A couple of years ago, a video emerged of Nine Inch Nails performing "Down In It," a single from their revolutionary industrial-pop-rap debut Pretty Hate Machine, on a late-80s teeny-bopper program called Dance Party USA. It was a sweet irony to watch Trent Reznor, a man famous for heartwrenching songs about suicide and loss, performing for what could be a crowd of extras on Saved By the Bell. Reznor said they booked the show as a "joke," but in 2019, the music of Nine Inch Nails has been used to create pop hits both record-shattering and satiric. The joke isn't funny anymore.
Today, Netflix released the full version of "On A Roll," a song performed by Miley Cyrus as Ashley O, a character in an episode of the latest season of Black Mirror. The song contains an interpolation of "Head Like A Hole," also from Pretty Hate Machine, which makes me wonder if the Dance Party USA clip wasn't an inspiration for the song.
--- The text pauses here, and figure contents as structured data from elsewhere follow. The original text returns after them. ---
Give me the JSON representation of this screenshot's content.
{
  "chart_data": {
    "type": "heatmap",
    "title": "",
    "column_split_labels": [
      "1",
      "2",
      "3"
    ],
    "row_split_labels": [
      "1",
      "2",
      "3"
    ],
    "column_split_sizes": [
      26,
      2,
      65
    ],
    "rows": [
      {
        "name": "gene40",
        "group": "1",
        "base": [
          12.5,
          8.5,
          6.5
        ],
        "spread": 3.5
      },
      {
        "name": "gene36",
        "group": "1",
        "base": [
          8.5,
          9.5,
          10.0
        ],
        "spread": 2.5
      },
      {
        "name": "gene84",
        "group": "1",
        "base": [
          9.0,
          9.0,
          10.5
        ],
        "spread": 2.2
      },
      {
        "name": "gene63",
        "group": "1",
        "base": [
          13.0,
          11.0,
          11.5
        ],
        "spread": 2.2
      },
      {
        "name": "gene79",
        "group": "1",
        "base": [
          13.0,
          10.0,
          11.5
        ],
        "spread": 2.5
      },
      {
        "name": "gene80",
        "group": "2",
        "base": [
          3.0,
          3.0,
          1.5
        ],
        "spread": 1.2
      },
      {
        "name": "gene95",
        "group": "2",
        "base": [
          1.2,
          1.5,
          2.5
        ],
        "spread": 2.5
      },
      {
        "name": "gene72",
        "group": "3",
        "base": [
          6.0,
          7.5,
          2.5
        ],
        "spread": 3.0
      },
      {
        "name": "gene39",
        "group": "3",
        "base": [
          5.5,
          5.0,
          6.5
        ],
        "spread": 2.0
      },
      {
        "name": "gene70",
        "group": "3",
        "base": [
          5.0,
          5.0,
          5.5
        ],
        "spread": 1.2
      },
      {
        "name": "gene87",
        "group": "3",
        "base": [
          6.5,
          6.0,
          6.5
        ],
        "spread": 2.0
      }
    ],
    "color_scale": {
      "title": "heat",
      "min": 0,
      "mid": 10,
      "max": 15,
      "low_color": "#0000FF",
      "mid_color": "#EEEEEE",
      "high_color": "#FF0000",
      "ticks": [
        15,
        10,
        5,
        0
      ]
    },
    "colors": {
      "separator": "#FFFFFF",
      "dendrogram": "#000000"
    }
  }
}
"On A Roll" is a Lady Gaga-adjacent reimagining of "Head..." and with an actual pop star at the helm, it's convincing enough to actually chart. This being Black Mirror, of course, the satire has an air of superiority. The song choice becomes a meta-criticism of supposed pop vacuity, but lines like "So full of ambition and verve" are too writerly for the genre — the "On A Roll" songwriters, like the Black Mirror scribes for the episodes I've seen, seem more concerned with showcasing their seriousness than achieving emotional resonance.
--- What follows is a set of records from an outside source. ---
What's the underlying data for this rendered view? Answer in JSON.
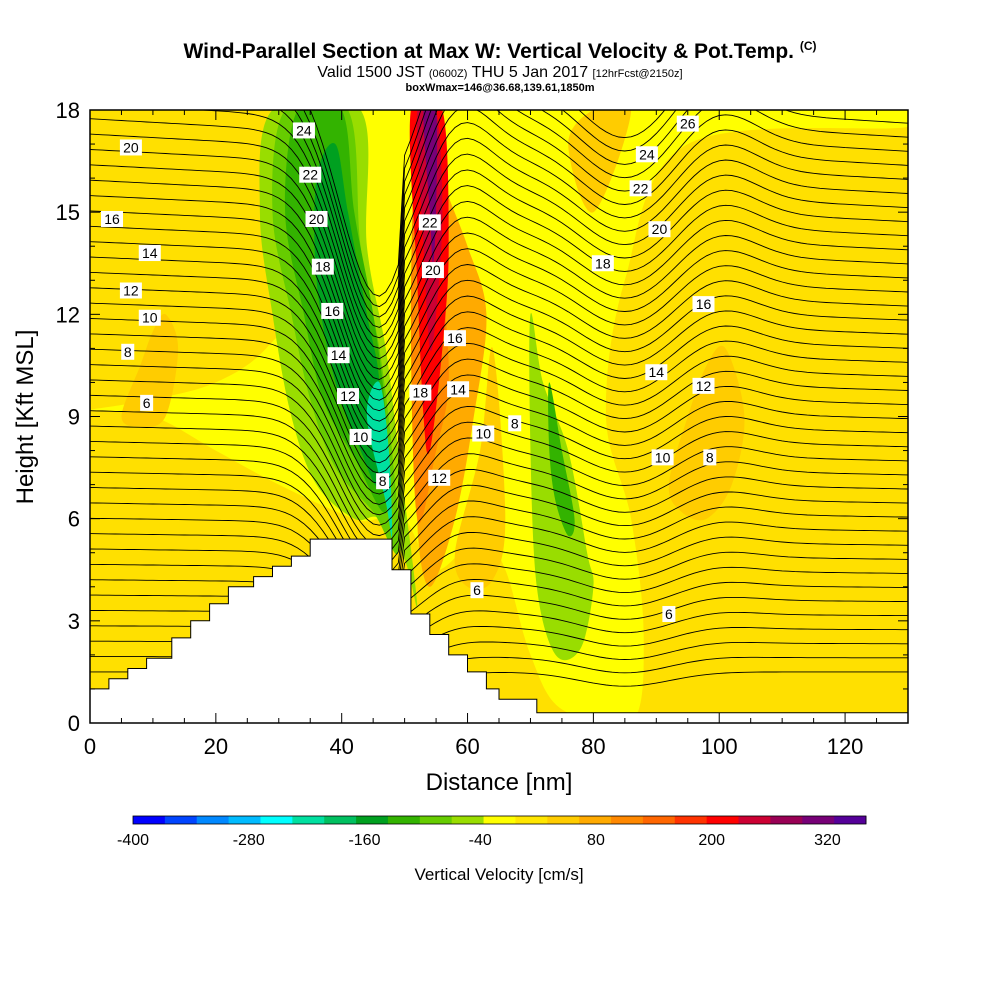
{
  "chart_data": {
    "type": "cross-section contour",
    "title": "Wind-Parallel Section at Max W: Vertical Velocity & Pot.Temp.",
    "title_mark": "(C)",
    "subtitle_prefix": "Valid 1500 JST",
    "subtitle_utc": "(0600Z)",
    "subtitle_date": "THU 5 Jan 2017",
    "subtitle_fcst": "[12hrFcst@2150z]",
    "subtitle2": "boxWmax=146@36.68,139.61,1850m",
    "xlabel": "Distance [nm]",
    "ylabel": "Height [Kft MSL]",
    "xlim": [
      0,
      130
    ],
    "ylim": [
      0,
      18
    ],
    "xticks": [
      0,
      20,
      40,
      60,
      80,
      100,
      120
    ],
    "yticks": [
      0,
      3,
      6,
      9,
      12,
      15,
      18
    ],
    "colorbar": {
      "title": "Vertical Velocity [cm/s]",
      "range": [
        -400,
        360
      ],
      "step": 40,
      "tick_values": [
        -400,
        -280,
        -160,
        -40,
        80,
        200,
        320
      ],
      "tick_labels": [
        "-400",
        "-280",
        "-160",
        "-40",
        "80",
        "200",
        "320"
      ],
      "colors": [
        "#0000ff",
        "#0044ff",
        "#0088ff",
        "#00bbff",
        "#00ffff",
        "#00e0a0",
        "#00c060",
        "#00a020",
        "#33b300",
        "#66cc00",
        "#99dd00",
        "#ffff00",
        "#ffe600",
        "#ffcc00",
        "#ffaa00",
        "#ff8800",
        "#ff6600",
        "#ff3300",
        "#ff0000",
        "#cc0033",
        "#990055",
        "#770077",
        "#550099"
      ]
    },
    "velocity_field": {
      "background": "#ffe000",
      "regions": [
        {
          "value": -20,
          "color": "#ffff00",
          "points": [
            [
              0,
              9.2
            ],
            [
              10,
              9.5
            ],
            [
              20,
              10
            ],
            [
              28,
              11
            ],
            [
              35,
              13
            ],
            [
              40,
              18
            ],
            [
              130,
              18
            ],
            [
              130,
              17.5
            ],
            [
              95,
              17
            ],
            [
              85,
              13
            ],
            [
              82,
              9
            ],
            [
              86,
              6
            ],
            [
              88,
              2.5
            ],
            [
              86,
              0
            ],
            [
              75,
              0.4
            ],
            [
              70,
              2
            ],
            [
              66,
              4.5
            ],
            [
              62,
              5.5
            ],
            [
              55,
              4.5
            ],
            [
              50,
              6
            ],
            [
              46,
              6
            ],
            [
              42,
              6
            ],
            [
              30,
              7
            ],
            [
              20,
              8
            ],
            [
              10,
              9
            ],
            [
              0,
              9.2
            ]
          ]
        },
        {
          "value": 60,
          "color": "#ffcc00",
          "points": [
            [
              5,
              9
            ],
            [
              8,
              10.5
            ],
            [
              10,
              11.5
            ],
            [
              12,
              12
            ],
            [
              14,
              11
            ],
            [
              12,
              9
            ],
            [
              8,
              8.7
            ]
          ]
        },
        {
          "value": 60,
          "color": "#ffcc00",
          "points": [
            [
              92,
              7
            ],
            [
              95,
              9
            ],
            [
              98,
              10.5
            ],
            [
              101,
              11
            ],
            [
              104,
              9
            ],
            [
              102,
              7
            ],
            [
              98,
              6
            ],
            [
              94,
              6.2
            ]
          ]
        },
        {
          "value": 60,
          "color": "#ffcc00",
          "points": [
            [
              76,
              17
            ],
            [
              80,
              15
            ],
            [
              86,
              18
            ],
            [
              80,
              18
            ]
          ]
        },
        {
          "value": 60,
          "color": "#ffcc00",
          "points": [
            [
              58,
              5
            ],
            [
              62,
              8
            ],
            [
              64,
              11
            ],
            [
              66,
              6
            ],
            [
              64,
              4.2
            ],
            [
              60,
              4
            ]
          ]
        },
        {
          "value": -60,
          "color": "#99dd00",
          "points": [
            [
              29,
              18
            ],
            [
              27,
              15
            ],
            [
              29,
              12
            ],
            [
              32,
              9
            ],
            [
              36,
              7
            ],
            [
              42,
              6
            ],
            [
              46,
              6
            ],
            [
              50,
              4.8
            ],
            [
              52,
              3.5
            ],
            [
              49,
              8
            ],
            [
              47,
              11
            ],
            [
              44,
              14
            ],
            [
              43,
              18
            ]
          ]
        },
        {
          "value": -100,
          "color": "#66cc00",
          "points": [
            [
              31,
              18
            ],
            [
              29,
              15
            ],
            [
              32,
              12
            ],
            [
              35,
              9.5
            ],
            [
              39,
              7.5
            ],
            [
              45,
              6.2
            ],
            [
              49,
              5
            ],
            [
              48,
              8
            ],
            [
              46,
              11
            ],
            [
              43,
              14
            ],
            [
              41,
              18
            ]
          ]
        },
        {
          "value": -140,
          "color": "#33b300",
          "points": [
            [
              33,
              18
            ],
            [
              31,
              15
            ],
            [
              34,
              12
            ],
            [
              37,
              9.5
            ],
            [
              42,
              7.8
            ],
            [
              47,
              6.2
            ],
            [
              47,
              9
            ],
            [
              45,
              12
            ],
            [
              42,
              15
            ],
            [
              40,
              18
            ]
          ]
        },
        {
          "value": -180,
          "color": "#00a020",
          "points": [
            [
              36,
              16
            ],
            [
              36,
              13
            ],
            [
              39,
              10
            ],
            [
              43,
              8
            ],
            [
              46,
              7
            ],
            [
              46,
              10
            ],
            [
              44,
              12
            ],
            [
              41,
              15
            ],
            [
              39,
              17
            ]
          ]
        },
        {
          "value": -260,
          "color": "#00e0a0",
          "points": [
            [
              44,
              9
            ],
            [
              47,
              6.5
            ],
            [
              48,
              5.5
            ],
            [
              47.5,
              8
            ],
            [
              46,
              10
            ]
          ]
        },
        {
          "value": -60,
          "color": "#99dd00",
          "points": [
            [
              70,
              12
            ],
            [
              72,
              10
            ],
            [
              76,
              8
            ],
            [
              79,
              5
            ],
            [
              80,
              4
            ],
            [
              78,
              2.2
            ],
            [
              74,
              2
            ],
            [
              71,
              4
            ],
            [
              70,
              8
            ]
          ]
        },
        {
          "value": -140,
          "color": "#33b300",
          "points": [
            [
              73,
              10
            ],
            [
              75,
              8
            ],
            [
              77,
              6
            ],
            [
              76,
              5.5
            ],
            [
              74,
              6.5
            ],
            [
              73,
              8
            ]
          ]
        },
        {
          "value": 100,
          "color": "#ffaa00",
          "points": [
            [
              54,
              4
            ],
            [
              58,
              6
            ],
            [
              61,
              9
            ],
            [
              63,
              12
            ],
            [
              60,
              14
            ],
            [
              56,
              16
            ],
            [
              54,
              18
            ],
            [
              52,
              18
            ],
            [
              53,
              10
            ],
            [
              52,
              6
            ]
          ]
        },
        {
          "value": 140,
          "color": "#ff8800",
          "points": [
            [
              52,
              6
            ],
            [
              55,
              8
            ],
            [
              57,
              10
            ],
            [
              56,
              13
            ],
            [
              54,
              16
            ],
            [
              52,
              18
            ],
            [
              51,
              12
            ]
          ]
        },
        {
          "value": 200,
          "color": "#ff0000",
          "points": [
            [
              51,
              18
            ],
            [
              52,
              13
            ],
            [
              53,
              9
            ],
            [
              54,
              8
            ],
            [
              56,
              11
            ],
            [
              57,
              14
            ],
            [
              56,
              18
            ]
          ]
        },
        {
          "value": 260,
          "color": "#cc0033",
          "points": [
            [
              52,
              18
            ],
            [
              53,
              14
            ],
            [
              54,
              11
            ],
            [
              55,
              12
            ],
            [
              56,
              15
            ],
            [
              55,
              18
            ]
          ]
        },
        {
          "value": 320,
          "color": "#770077",
          "points": [
            [
              53,
              18
            ],
            [
              54,
              15
            ],
            [
              54.5,
              13.5
            ],
            [
              55,
              15
            ],
            [
              55,
              18
            ]
          ]
        }
      ]
    },
    "potential_temperature_labels": [
      {
        "value": "6",
        "x": 9,
        "y": 9.4
      },
      {
        "value": "8",
        "x": 6,
        "y": 10.9
      },
      {
        "value": "10",
        "x": 9.5,
        "y": 11.9
      },
      {
        "value": "12",
        "x": 6.5,
        "y": 12.7
      },
      {
        "value": "14",
        "x": 9.5,
        "y": 13.8
      },
      {
        "value": "16",
        "x": 3.5,
        "y": 14.8
      },
      {
        "value": "20",
        "x": 6.5,
        "y": 16.9
      },
      {
        "value": "24",
        "x": 34,
        "y": 17.4
      },
      {
        "value": "22",
        "x": 35,
        "y": 16.1
      },
      {
        "value": "20",
        "x": 36,
        "y": 14.8
      },
      {
        "value": "18",
        "x": 37,
        "y": 13.4
      },
      {
        "value": "16",
        "x": 38.5,
        "y": 12.1
      },
      {
        "value": "14",
        "x": 39.5,
        "y": 10.8
      },
      {
        "value": "12",
        "x": 41,
        "y": 9.6
      },
      {
        "value": "10",
        "x": 43,
        "y": 8.4
      },
      {
        "value": "8",
        "x": 46.5,
        "y": 7.1
      },
      {
        "value": "22",
        "x": 54,
        "y": 14.7
      },
      {
        "value": "20",
        "x": 54.5,
        "y": 13.3
      },
      {
        "value": "18",
        "x": 52.5,
        "y": 9.7
      },
      {
        "value": "16",
        "x": 58,
        "y": 11.3
      },
      {
        "value": "14",
        "x": 58.5,
        "y": 9.8
      },
      {
        "value": "12",
        "x": 55.5,
        "y": 7.2
      },
      {
        "value": "10",
        "x": 62.5,
        "y": 8.5
      },
      {
        "value": "8",
        "x": 67.5,
        "y": 8.8
      },
      {
        "value": "6",
        "x": 61.5,
        "y": 3.9
      },
      {
        "value": "26",
        "x": 95,
        "y": 17.6
      },
      {
        "value": "24",
        "x": 88.5,
        "y": 16.7
      },
      {
        "value": "22",
        "x": 87.5,
        "y": 15.7
      },
      {
        "value": "20",
        "x": 90.5,
        "y": 14.5
      },
      {
        "value": "18",
        "x": 81.5,
        "y": 13.5
      },
      {
        "value": "16",
        "x": 97.5,
        "y": 12.3
      },
      {
        "value": "14",
        "x": 90,
        "y": 10.3
      },
      {
        "value": "12",
        "x": 97.5,
        "y": 9.9
      },
      {
        "value": "10",
        "x": 91,
        "y": 7.8
      },
      {
        "value": "8",
        "x": 98.5,
        "y": 7.8
      },
      {
        "value": "6",
        "x": 92,
        "y": 3.2
      }
    ],
    "terrain": [
      [
        0,
        0
      ],
      [
        0,
        1
      ],
      [
        3,
        1
      ],
      [
        3,
        1.3
      ],
      [
        6,
        1.3
      ],
      [
        6,
        1.6
      ],
      [
        9,
        1.6
      ],
      [
        9,
        1.9
      ],
      [
        13,
        1.9
      ],
      [
        13,
        2.5
      ],
      [
        16,
        2.5
      ],
      [
        16,
        3
      ],
      [
        19,
        3
      ],
      [
        19,
        3.5
      ],
      [
        22,
        3.5
      ],
      [
        22,
        4
      ],
      [
        26,
        4
      ],
      [
        26,
        4.3
      ],
      [
        29,
        4.3
      ],
      [
        29,
        4.6
      ],
      [
        32,
        4.6
      ],
      [
        32,
        4.9
      ],
      [
        35,
        4.9
      ],
      [
        35,
        5.4
      ],
      [
        48,
        5.4
      ],
      [
        48,
        4.5
      ],
      [
        51,
        4.5
      ],
      [
        51,
        3.2
      ],
      [
        54,
        3.2
      ],
      [
        54,
        2.6
      ],
      [
        57,
        2.6
      ],
      [
        57,
        2
      ],
      [
        60,
        2
      ],
      [
        60,
        1.5
      ],
      [
        63,
        1.5
      ],
      [
        63,
        1
      ],
      [
        65,
        1
      ],
      [
        65,
        0.7
      ],
      [
        71,
        0.7
      ],
      [
        71,
        0.3
      ],
      [
        130,
        0.3
      ],
      [
        130,
        0
      ]
    ]
  }
}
Then, of course, there's "Old Town Road," Lil Nas X's number one hit which samples a track from the Nine Inch Nails instrumental album Ghosts. While Trent Reznor has embraced an alternate reality of his pop stardom — NIN are currently selling a shirt based on the Black Mirror song — he's been conspicuously silent about the IRL example of his music forming the basis of a novelty rap song that's crossed over to top of the pops.
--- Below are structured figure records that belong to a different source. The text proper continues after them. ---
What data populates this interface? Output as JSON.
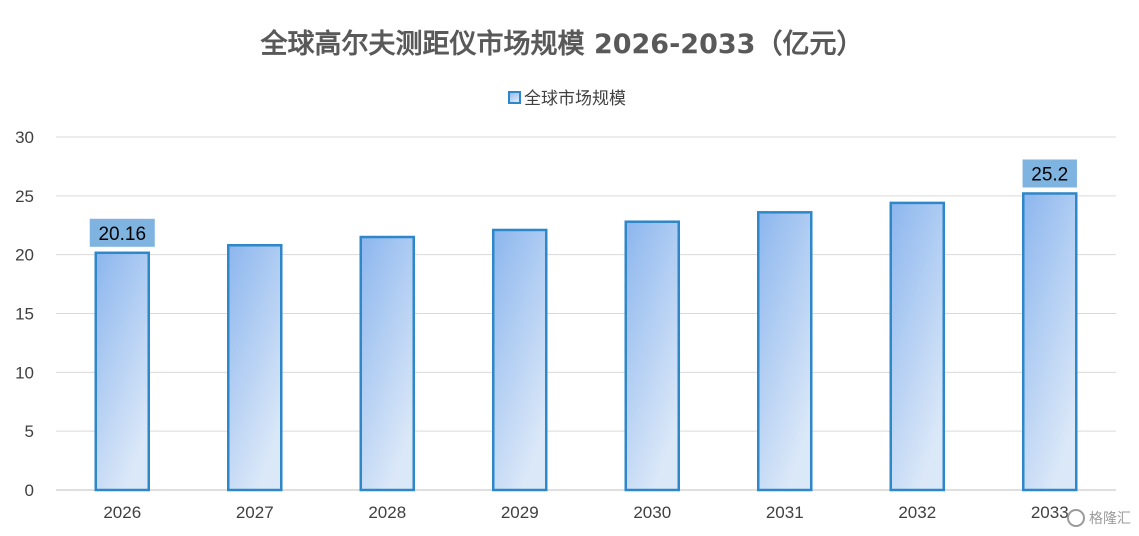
{
  "chart_data": {
    "type": "bar",
    "title": "全球高尔夫测距仪市场规模 2026-2033（亿元）",
    "categories": [
      "2026",
      "2027",
      "2028",
      "2029",
      "2030",
      "2031",
      "2032",
      "2033"
    ],
    "series": [
      {
        "name": "全球市场规模",
        "values": [
          20.16,
          20.8,
          21.5,
          22.1,
          22.8,
          23.6,
          24.4,
          25.2
        ]
      }
    ],
    "data_labels": {
      "2026": "20.16",
      "2033": "25.2"
    },
    "ylim": [
      0,
      30
    ],
    "yticks": [
      "0",
      "5",
      "10",
      "15",
      "20",
      "25",
      "30"
    ],
    "grid": true,
    "legend_position": "top-center",
    "colors": {
      "bar_fill_top": "#8cb6ee",
      "bar_fill_bottom": "#dbe8f8",
      "bar_stroke": "#2e87c8",
      "label_bg": "#7fb4e0",
      "grid": "#d9d9d9",
      "axis": "#bfbfbf"
    }
  },
  "watermark": {
    "text": "格隆汇",
    "icon": "logo-icon"
  }
}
The existence of "Old Town Road" softens the joke of "On A Roll," as once again, reality has overtaken comedy's capacity to poke fun. Nine Inch Nails may not be lipsyncing their music for dancing children anymore, but Lil Nas X is. From Dance Party USA to "On A Roll," the full circle-ness of it all is overwhelming and would be too on-the-nose if you wrote in a script. Nine Inch Nails have gone from mocking pop conventions to being one of their tentpoles. Bow down before the one you serve.